Again, I want to reiterate that this book is primarily the communication of a paradigm by which to conceptualize the Church. There are very few stories and even fewer tools, per se, given that could be immediately used in a practical sense. That being said, there is a helpful diagnostic exercise (p. 140) that Hirsch encourages the reader to use to “score” their community’s 5Q from 0-5 in each of the five functions.

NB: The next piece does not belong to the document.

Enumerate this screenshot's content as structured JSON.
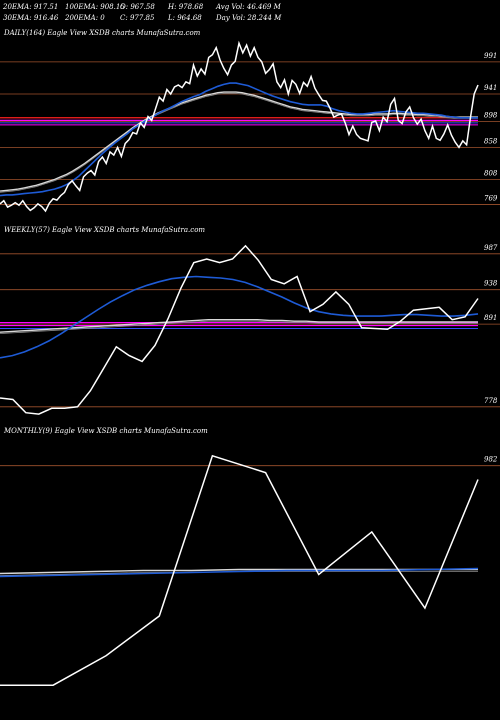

The scoring is done on a concentric pentagon (see image) with each point representing one of five such that you’re left with a visual representation of your community’s 5Q. Combined with a robust communal understanding of the five gifts, I think this diagnostic could be a powerful tool for assessment and strategic planning for leaders to use as they consider their community’s strengths and shore up its weaknesses.

Who Should Read This:

This is a book for leaders who enjoy conceptual/framework thinking, don’t need a lot of practical handholds in order to implement what they read, and are looking for a fresh take on injecting APEST-style leadership into their community wholesale. If you’re new to Hirsch/APEST, I would actually recommend starting with The Forgotten Ways, which for me is his most practical work, and then decide if you want to keep going from there. The middle ⅓ of this book is wonderful and a great jumping off point from TFW but the first and last ⅓ are pretty tough if you don’t enjoy Hirsch’s communication style.